I’m used to directing every little thing.

Or at least waiting until the last minute for it to be done.

I’ve always had this quiet anxiety in the back of my head about things that were her responsibility,

but that I could see her putting off till the last minute.

Sometimes they didn’t get done at all.

We spent this first 3 years of our relationship making sure that we didn’t overstep boundaries.

Those boundaries were drawn with red sharpie, keeping my problems and responsibilities separate from hers.

I didn’t realize how much I was emotionally dancing on her side,

while not saying anything.

Now, all of the things are being done.

Household tasks are handled without my input,

or at the very least, without any hesitation.

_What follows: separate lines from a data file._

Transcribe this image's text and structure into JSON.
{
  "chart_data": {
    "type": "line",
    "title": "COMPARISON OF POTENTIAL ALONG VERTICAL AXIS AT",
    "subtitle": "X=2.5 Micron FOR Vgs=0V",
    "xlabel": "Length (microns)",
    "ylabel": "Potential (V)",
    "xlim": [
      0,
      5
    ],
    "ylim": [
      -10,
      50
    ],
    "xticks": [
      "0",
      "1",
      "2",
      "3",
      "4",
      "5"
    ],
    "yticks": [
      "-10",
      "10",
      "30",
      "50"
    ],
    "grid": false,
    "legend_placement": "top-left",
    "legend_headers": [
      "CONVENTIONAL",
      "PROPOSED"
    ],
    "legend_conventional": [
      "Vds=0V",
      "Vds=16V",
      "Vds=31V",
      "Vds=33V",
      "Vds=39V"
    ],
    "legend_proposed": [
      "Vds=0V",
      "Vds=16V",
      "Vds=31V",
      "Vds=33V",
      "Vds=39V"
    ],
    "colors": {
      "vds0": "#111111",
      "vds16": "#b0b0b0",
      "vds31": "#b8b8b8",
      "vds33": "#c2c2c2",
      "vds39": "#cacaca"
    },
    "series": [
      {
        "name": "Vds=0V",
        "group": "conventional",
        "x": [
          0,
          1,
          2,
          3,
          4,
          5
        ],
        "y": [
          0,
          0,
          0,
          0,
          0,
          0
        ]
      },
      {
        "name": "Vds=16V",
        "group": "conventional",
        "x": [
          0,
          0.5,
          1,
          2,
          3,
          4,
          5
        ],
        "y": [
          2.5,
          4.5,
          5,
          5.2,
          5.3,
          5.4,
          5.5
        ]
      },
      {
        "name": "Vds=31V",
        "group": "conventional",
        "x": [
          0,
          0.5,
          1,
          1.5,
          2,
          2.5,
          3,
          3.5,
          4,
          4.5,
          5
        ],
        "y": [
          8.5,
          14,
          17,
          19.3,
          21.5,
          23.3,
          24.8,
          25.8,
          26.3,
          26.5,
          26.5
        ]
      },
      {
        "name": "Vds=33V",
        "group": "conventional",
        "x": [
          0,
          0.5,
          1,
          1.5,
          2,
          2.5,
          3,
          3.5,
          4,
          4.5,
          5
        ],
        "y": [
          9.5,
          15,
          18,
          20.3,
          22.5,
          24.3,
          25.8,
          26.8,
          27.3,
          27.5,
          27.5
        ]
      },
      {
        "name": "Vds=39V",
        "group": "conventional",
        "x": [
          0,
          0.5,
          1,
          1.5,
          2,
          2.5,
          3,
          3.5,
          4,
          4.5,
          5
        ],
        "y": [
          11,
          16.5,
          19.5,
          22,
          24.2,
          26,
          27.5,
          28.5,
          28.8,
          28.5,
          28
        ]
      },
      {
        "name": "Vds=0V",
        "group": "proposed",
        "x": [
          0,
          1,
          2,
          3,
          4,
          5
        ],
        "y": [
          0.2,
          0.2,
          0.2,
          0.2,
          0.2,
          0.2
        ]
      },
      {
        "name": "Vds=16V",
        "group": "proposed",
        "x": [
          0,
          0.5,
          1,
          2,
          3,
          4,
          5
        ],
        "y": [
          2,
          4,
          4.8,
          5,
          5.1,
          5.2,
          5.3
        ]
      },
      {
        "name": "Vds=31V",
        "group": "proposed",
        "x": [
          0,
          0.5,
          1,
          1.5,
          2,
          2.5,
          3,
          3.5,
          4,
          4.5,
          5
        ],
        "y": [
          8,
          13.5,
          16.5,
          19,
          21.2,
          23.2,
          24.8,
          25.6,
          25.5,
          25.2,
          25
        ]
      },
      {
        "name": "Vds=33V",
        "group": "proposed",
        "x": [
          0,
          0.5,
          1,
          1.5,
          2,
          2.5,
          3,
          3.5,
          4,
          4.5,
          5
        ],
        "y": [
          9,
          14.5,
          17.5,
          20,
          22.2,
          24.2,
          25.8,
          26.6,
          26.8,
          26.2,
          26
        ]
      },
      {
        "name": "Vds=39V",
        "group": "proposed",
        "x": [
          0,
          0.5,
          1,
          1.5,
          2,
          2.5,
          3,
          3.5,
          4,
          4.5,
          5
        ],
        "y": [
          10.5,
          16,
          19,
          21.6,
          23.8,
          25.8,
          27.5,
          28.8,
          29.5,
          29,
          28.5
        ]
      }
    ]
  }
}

She’s working through her own paperwork and logistical stuff,

only asking for my input when it is needed.

And it’s strange for me.

In every relationship we have roles that we play,

and often those roles are comfortable, even if they are dysfunctional.

Our roles are changing.

Change is hard, even if it’s good.

We, as individuals,

and also as a couple,

are unfinished projects.

Over time things are going to change and become more clear.

There is no final picture.

We will keep adding to it,

going back and removing stitches that aren’t quite right,

incorporating new colors.

Each time there is anxiety as we wonder what the next version of the picture will look like.

We are not the same people we were during those first conversations on the internet.

That’s a really good thing.

But learning, and relearning each other is a process,

one that will hopefully be repeated many times over the years.

Change is hard and uncomfortable,

even when it’s positive.

Discomfort is part of growing.

It’s just a matter of learning to sit with it.